If you follow property coverage in Delhi NCR, the cases blur together after a while — and that is the point. The headlines change but the underlying failure modes repeat. Here are the patterns that have shown up again and again in public reporting and consumer forums, and the concrete habit that protects a buyer from each one.
1. Delayed and stalled possession
The most widely reported NCR problem of the last decade: projects sold on a 3–4 year timeline that run far longer, sometimes stalling entirely. The protective habit is to weight a developer’s delivery record in the same micro-market far more heavily than the brochure, the show flat or the amenity list. A builder who has handed over nearby is giving you evidence; a builder who has not is giving you a promise.
2. Diversion of funds and builder insolvency
In several high-profile cases money collected for one project was used elsewhere, and the company later entered insolvency. Two structural protections now exist that did not before: RERA requires a defined portion of buyer money for a project to be kept in a separate project account, and under the Insolvency and Bankruptcy Code homebuyers are recognised as financial creditors, giving them a seat at the resolution table. Neither makes you whole automatically — they improve your position, they do not remove the risk of buying into an over-leveraged developer.
3. Title and ownership defects
Disputed title, an incomplete ownership chain, agricultural land sold without proper conversion, or multiple sales of the same plot. This is the failure that a buyer can most directly prevent, by commissioning an independent title search and a chain-of-title review from a property lawyer — not the seller’s or builder’s lawyer — before any substantial payment.
4. “Assured return” and guaranteed-buyback schemes
Commercial and some residential offers have been marketed with fixed monthly “assured returns” until possession. When the cash flow stops, buyers discover the assurance was only as strong as the company behind it. Treat any guaranteed return as an unsecured loan to the developer, priced accordingly — because that is what it is.
5. Unauthorised construction, deviations and sealing
Extra floors beyond the sanctioned plan, deviations from the approved building plan, or construction on land not cleared for it — all of which can attract demolition or sealing action. The protection is to ask for and read the sanctioned building plan and the Occupation Certificate, and to be sceptical of any unit that exists outside them.

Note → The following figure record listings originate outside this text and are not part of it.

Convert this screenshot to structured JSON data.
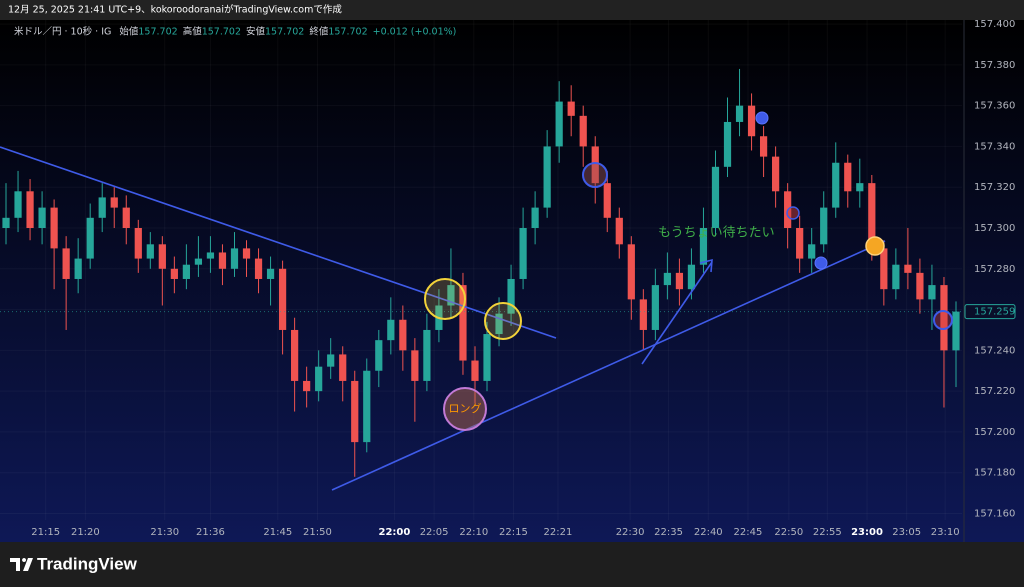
{
  "header": "12月 25, 2025 21:41 UTC+9、kokoroodoranaiがTradingView.comで作成",
  "footer": "TradingView",
  "chart_data": {
    "type": "candlestick",
    "legend": {
      "symbol": "米ドル／円 · 10秒 · IG",
      "fields": [
        {
          "label": "始値",
          "value": 157.702
        },
        {
          "label": "高値",
          "value": 157.702
        },
        {
          "label": "安値",
          "value": 157.702
        },
        {
          "label": "終値",
          "value": 157.702
        }
      ],
      "change": "+0.012 (+0.01%)"
    },
    "up_color": "#26a69a",
    "down_color": "#ef5350",
    "grid": true,
    "open": [
      157.3,
      157.305,
      157.318,
      157.3,
      157.31,
      157.29,
      157.275,
      157.285,
      157.305,
      157.315,
      157.31,
      157.3,
      157.285,
      157.292,
      157.28,
      157.275,
      157.282,
      157.285,
      157.288,
      157.28,
      157.29,
      157.285,
      157.275,
      157.28,
      157.25,
      157.225,
      157.22,
      157.232,
      157.238,
      157.225,
      157.195,
      157.23,
      157.245,
      157.255,
      157.24,
      157.225,
      157.25,
      157.262,
      157.272,
      157.235,
      157.225,
      157.248,
      157.258,
      157.275,
      157.3,
      157.31,
      157.34,
      157.362,
      157.355,
      157.34,
      157.322,
      157.305,
      157.292,
      157.265,
      157.25,
      157.272,
      157.278,
      157.27,
      157.282,
      157.3,
      157.33,
      157.352,
      157.36,
      157.345,
      157.335,
      157.318,
      157.3,
      157.285,
      157.292,
      157.31,
      157.332,
      157.318,
      157.322,
      157.29,
      157.27,
      157.282,
      157.278,
      157.265,
      157.272,
      157.24
    ],
    "high": [
      157.322,
      157.328,
      157.324,
      157.318,
      157.314,
      157.296,
      157.295,
      157.312,
      157.322,
      157.32,
      157.316,
      157.304,
      157.298,
      157.296,
      157.286,
      157.292,
      157.296,
      157.296,
      157.292,
      157.298,
      157.294,
      157.29,
      157.286,
      157.284,
      157.256,
      157.232,
      157.24,
      157.246,
      157.242,
      157.23,
      157.236,
      157.25,
      157.266,
      157.262,
      157.246,
      157.258,
      157.27,
      157.29,
      157.278,
      157.242,
      157.254,
      157.266,
      157.282,
      157.31,
      157.318,
      157.348,
      157.372,
      157.37,
      157.36,
      157.345,
      157.328,
      157.31,
      157.296,
      157.27,
      157.28,
      157.288,
      157.285,
      157.29,
      157.31,
      157.338,
      157.364,
      157.378,
      157.366,
      157.35,
      157.34,
      157.322,
      157.306,
      157.3,
      157.318,
      157.342,
      157.336,
      157.334,
      157.326,
      157.294,
      157.29,
      157.3,
      157.285,
      157.282,
      157.276,
      157.264
    ],
    "low": [
      157.292,
      157.298,
      157.294,
      157.292,
      157.27,
      157.25,
      157.268,
      157.28,
      157.298,
      157.3,
      157.292,
      157.278,
      157.28,
      157.262,
      157.268,
      157.27,
      157.276,
      157.278,
      157.272,
      157.276,
      157.276,
      157.268,
      157.262,
      157.238,
      157.21,
      157.212,
      157.215,
      157.226,
      157.215,
      157.178,
      157.19,
      157.222,
      157.238,
      157.23,
      157.205,
      157.22,
      157.244,
      157.256,
      157.228,
      157.214,
      157.22,
      157.242,
      157.252,
      157.27,
      157.292,
      157.305,
      157.332,
      157.345,
      157.33,
      157.312,
      157.298,
      157.285,
      157.255,
      157.24,
      157.245,
      157.265,
      157.262,
      157.265,
      157.278,
      157.296,
      157.325,
      157.345,
      157.338,
      157.325,
      157.31,
      157.29,
      157.278,
      157.278,
      157.288,
      157.305,
      157.31,
      157.31,
      157.284,
      157.262,
      157.265,
      157.27,
      157.258,
      157.25,
      157.212,
      157.222
    ],
    "close": [
      157.305,
      157.318,
      157.3,
      157.31,
      157.29,
      157.275,
      157.285,
      157.305,
      157.315,
      157.31,
      157.3,
      157.285,
      157.292,
      157.28,
      157.275,
      157.282,
      157.285,
      157.288,
      157.28,
      157.29,
      157.285,
      157.275,
      157.28,
      157.25,
      157.225,
      157.22,
      157.232,
      157.238,
      157.225,
      157.195,
      157.23,
      157.245,
      157.255,
      157.24,
      157.225,
      157.25,
      157.262,
      157.272,
      157.235,
      157.225,
      157.248,
      157.258,
      157.275,
      157.3,
      157.31,
      157.34,
      157.362,
      157.355,
      157.34,
      157.322,
      157.305,
      157.292,
      157.265,
      157.25,
      157.272,
      157.278,
      157.27,
      157.282,
      157.3,
      157.33,
      157.352,
      157.36,
      157.345,
      157.335,
      157.318,
      157.3,
      157.285,
      157.292,
      157.31,
      157.332,
      157.318,
      157.322,
      157.29,
      157.27,
      157.282,
      157.278,
      157.265,
      157.272,
      157.24,
      157.259
    ],
    "xlim": [
      0,
      80
    ],
    "xticks": [
      {
        "value": 3.8,
        "label": "21:15"
      },
      {
        "value": 7.1,
        "label": "21:20"
      },
      {
        "value": 13.7,
        "label": "21:30"
      },
      {
        "value": 17.5,
        "label": "21:36"
      },
      {
        "value": 23.1,
        "label": "21:45"
      },
      {
        "value": 26.4,
        "label": "21:50"
      },
      {
        "value": 32.8,
        "label": "22:00",
        "bold": true
      },
      {
        "value": 36.1,
        "label": "22:05"
      },
      {
        "value": 39.4,
        "label": "22:10"
      },
      {
        "value": 42.7,
        "label": "22:15"
      },
      {
        "value": 46.4,
        "label": "22:21"
      },
      {
        "value": 52.4,
        "label": "22:30"
      },
      {
        "value": 55.6,
        "label": "22:35"
      },
      {
        "value": 58.9,
        "label": "22:40"
      },
      {
        "value": 62.2,
        "label": "22:45"
      },
      {
        "value": 65.6,
        "label": "22:50"
      },
      {
        "value": 68.8,
        "label": "22:55"
      },
      {
        "value": 72.1,
        "label": "23:00",
        "bold": true
      },
      {
        "value": 75.4,
        "label": "23:05"
      },
      {
        "value": 78.6,
        "label": "23:10"
      }
    ],
    "ylim": [
      157.147,
      157.402
    ],
    "yticks": [
      {
        "value": 157.4,
        "label": "157.400"
      },
      {
        "value": 157.38,
        "label": "157.380"
      },
      {
        "value": 157.36,
        "label": "157.360"
      },
      {
        "value": 157.34,
        "label": "157.340"
      },
      {
        "value": 157.32,
        "label": "157.320"
      },
      {
        "value": 157.3,
        "label": "157.300"
      },
      {
        "value": 157.28,
        "label": "157.280"
      },
      {
        "value": 157.26,
        "label": "157.260"
      },
      {
        "value": 157.24,
        "label": "157.240"
      },
      {
        "value": 157.22,
        "label": "157.220"
      },
      {
        "value": 157.2,
        "label": "157.200"
      },
      {
        "value": 157.18,
        "label": "157.180"
      },
      {
        "value": 157.16,
        "label": "157.160"
      }
    ],
    "annotations": [
      "ロング",
      "もうちょい待ちたい"
    ]
  }
}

6. General Power of Attorney “sales”
Especially in parts of Delhi, properties have been transferred via GPA rather than a registered sale deed. The Supreme Court has made clear that a GPA does not convey ownership the way a registered conveyance does. A registered sale deed with proper stamp duty is the document that transfers title — a GPA is not a substitute, however common it once was.
7. Society, maintenance and RWA disputes
Post-possession conflicts over maintenance charges, the handover of common areas, the developer-controlled maintenance company, and the transition to a residents’ association are routine. Ask existing residents — not the sales team — about maintenance and the handover status before you buy into an occupied project.
The common thread
In almost every recurring NCR dispute, the information that would have warned the buyer was obtainable before payment — from a public portal, a registered document, or an honest conversation with existing residents.
The RERA framework (state authorities such as HARERA for Haryana and the Delhi authority for Delhi) gives buyers a complaint forum that did not meaningfully exist before 2017, plus a public register to check a project’s status. It is a powerful tool used early — as a verification step before paying — and a far weaker one used late, as a remedy after a dispute.